Quanto à insatisfação dos recorrentes relativamente à valoração da prova, comecemos pela afiançada imprestabilidade das reconstituições como meio de prova, matéria comum nos recursos e que deve ser abordada em primeiro lugar, na medida em que o tribunal recorrido as afastou como prova válida.
Afirma o artigo 150.º do Código de Processo Penal (Pressupostos e procedimento da reconstituição do facto): “1 — Quando houver necessidade de determinar se um facto poderia ter ocorrido de certa forma, é admissível a sua reconstituição. Esta consiste na reprodução, tão fiel quanto possível, das condições em que se afirma ou se supõe ter ocorrido o facto e na repetição do modo de realização do mesmo”.

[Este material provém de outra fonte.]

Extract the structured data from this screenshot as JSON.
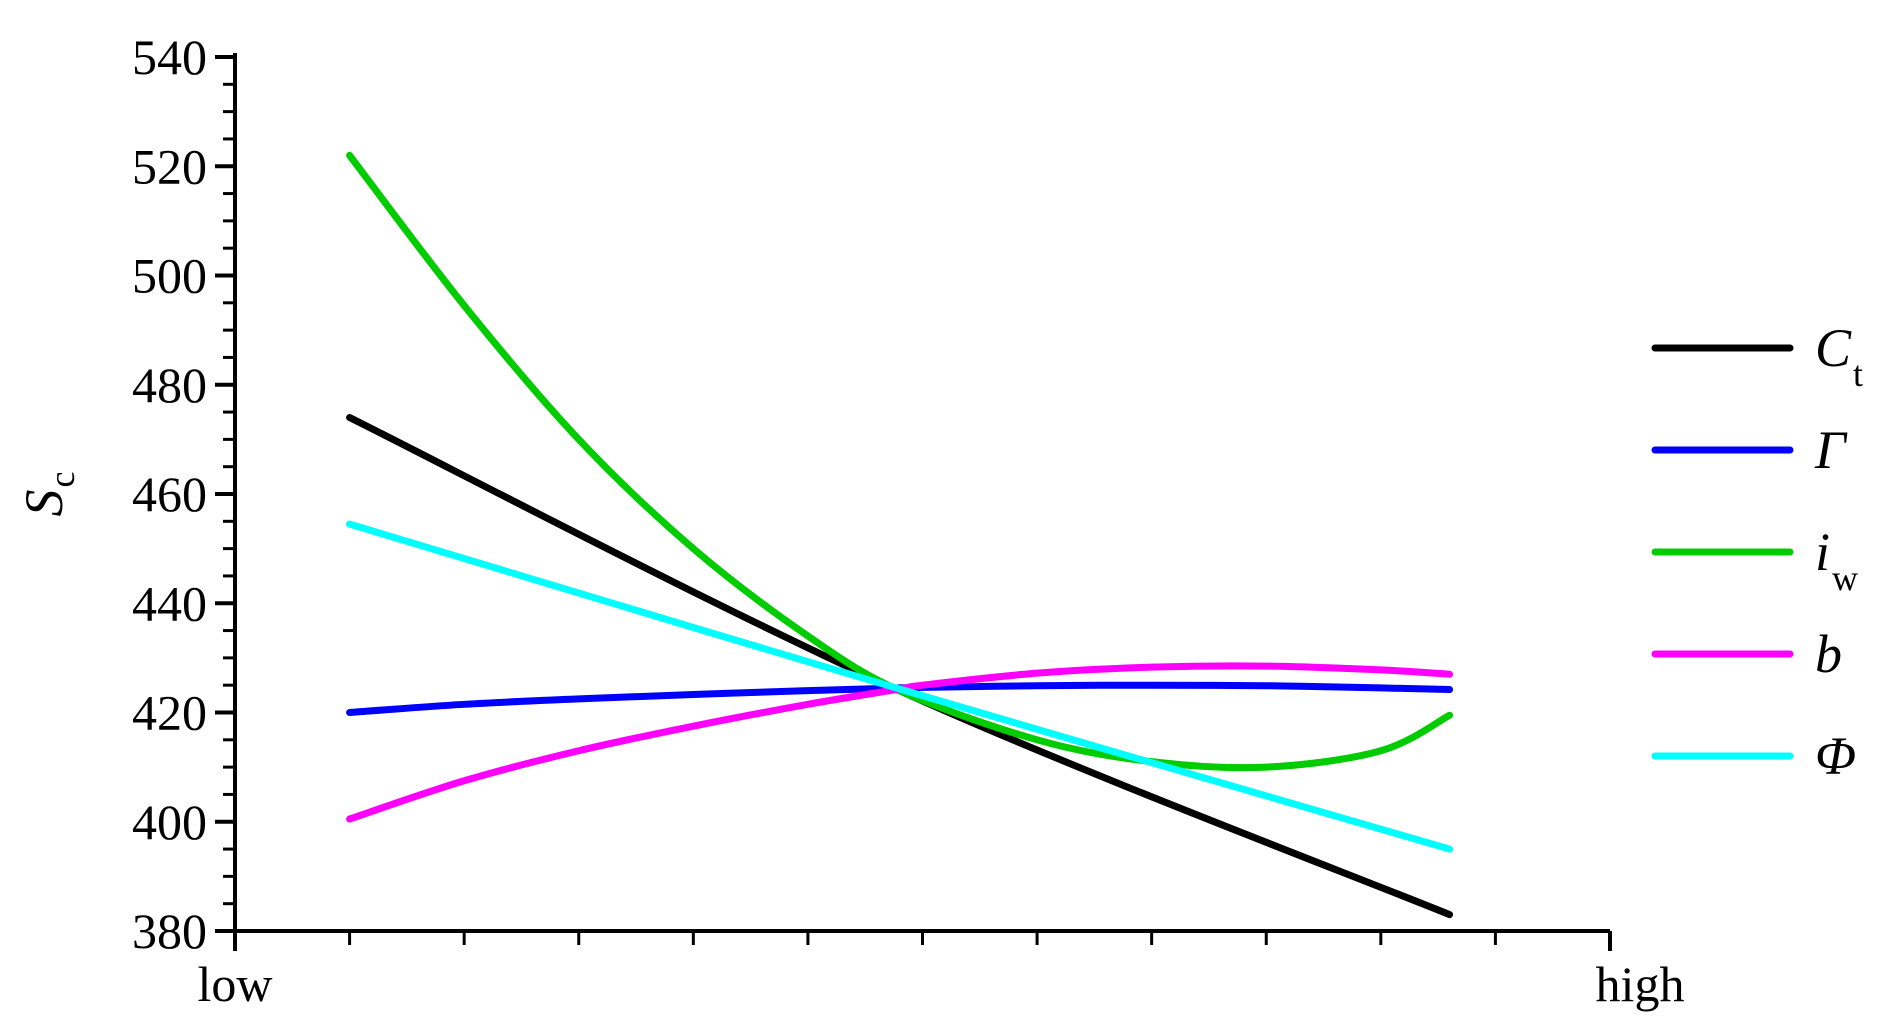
{
  "chart_data": {
    "type": "line",
    "ylabel": {
      "main": "S",
      "sub": "c"
    },
    "x_start_label": "low",
    "x_end_label": "high",
    "xlim": [
      0,
      12
    ],
    "ylim": [
      380,
      540
    ],
    "y_ticks": [
      380,
      400,
      420,
      440,
      460,
      480,
      500,
      520,
      540
    ],
    "y_minor_step": 5,
    "x_minor_ticks": [
      1,
      2,
      3,
      4,
      5,
      6,
      7,
      8,
      9,
      10,
      11
    ],
    "grid": false,
    "legend_position": "right",
    "series": [
      {
        "name": {
          "main": "C",
          "sub": "t"
        },
        "color": "#000000",
        "x": [
          1,
          5.8,
          10.6
        ],
        "y": [
          474,
          424,
          383
        ]
      },
      {
        "name": {
          "main": "Γ",
          "sub": ""
        },
        "color": "#0000ff",
        "x": [
          1,
          2,
          3,
          4,
          5,
          5.8,
          6,
          7,
          8,
          9,
          10,
          10.6
        ],
        "y": [
          420,
          421.5,
          422.5,
          423.3,
          424,
          424.5,
          424.6,
          424.9,
          425,
          424.9,
          424.5,
          424.2
        ]
      },
      {
        "name": {
          "main": "i",
          "sub": "w"
        },
        "color": "#00cc00",
        "x": [
          1,
          2,
          3,
          4,
          5,
          5.8,
          7,
          8,
          9,
          10,
          10.6
        ],
        "y": [
          522,
          494.5,
          470,
          450,
          434,
          424,
          415,
          411,
          410,
          413,
          419.5
        ]
      },
      {
        "name": {
          "main": "b",
          "sub": ""
        },
        "color": "#ff00ff",
        "x": [
          1,
          2,
          3,
          4,
          5,
          5.8,
          6,
          7,
          8,
          9,
          10,
          10.6
        ],
        "y": [
          400.5,
          407.5,
          413,
          417.5,
          421.5,
          424.3,
          425,
          427.2,
          428.3,
          428.5,
          427.8,
          427
        ]
      },
      {
        "name": {
          "main": "Φ",
          "sub": ""
        },
        "color": "#00ffff",
        "x": [
          1,
          5.8,
          10.6
        ],
        "y": [
          454.5,
          424.3,
          395
        ]
      }
    ]
  }
}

Isto é, a reconstituição é uma aproximação ao real acontecido, através de uma tentativa de reconstrução do facto ilícito praticado, com intuitos indiciários ou probatórios. É um meio de prova e, como tal, com objectivos potencialmente incriminatórios. Repetimos: a reconstituição é um meio de prova, como tal inserido no CapítuloV (de um só artigo) do Título II do Livro III, da Parte I do Código de Processo Penal.
Partindo do nº 1 do artigo 150º do C.P.P quando afirma que a reconstituição tem um único objetivo, o de “determinar se um facto poderia ter ocorrido de certa forma”, o tribunal recorrido conclui que «Tal significa, desde logo, que o meio de prova “reconstituição do facto” não se destina a descobrir um facto, a obter prova sobre ele e muito menos a determinar a autoria de dado facto. Para isso existem outros meios de prova.»
E, dito isto e para estar de acordo com tal afirmação, é de espantar que o C.P.P. preveja a reconstituição como “meio de prova” já que ela não apresenta qualquer utilidade, a crer na tese exposta. A ser assim a reconstituição não seria um meio de prova, sim um mero prolegómeno psicológico para agentes policiais em início de investigação.
Não poderíamos estar mais em desacordo com esta aparência de verdade inatacável. A reconstituição também serve, através da análise da forma ou formas como o ilícito poderá ter sido praticado, para o provar e para consolidar ideias sobre o modo de execução e adjuvar de forma importante outras provas “a descobrir um facto, a obter prova sobre ele e a determinar a autoria de dado facto”. Neste último caso a ajudar, inclusivé, a formar convicção sobre o número de agentes intervenientes.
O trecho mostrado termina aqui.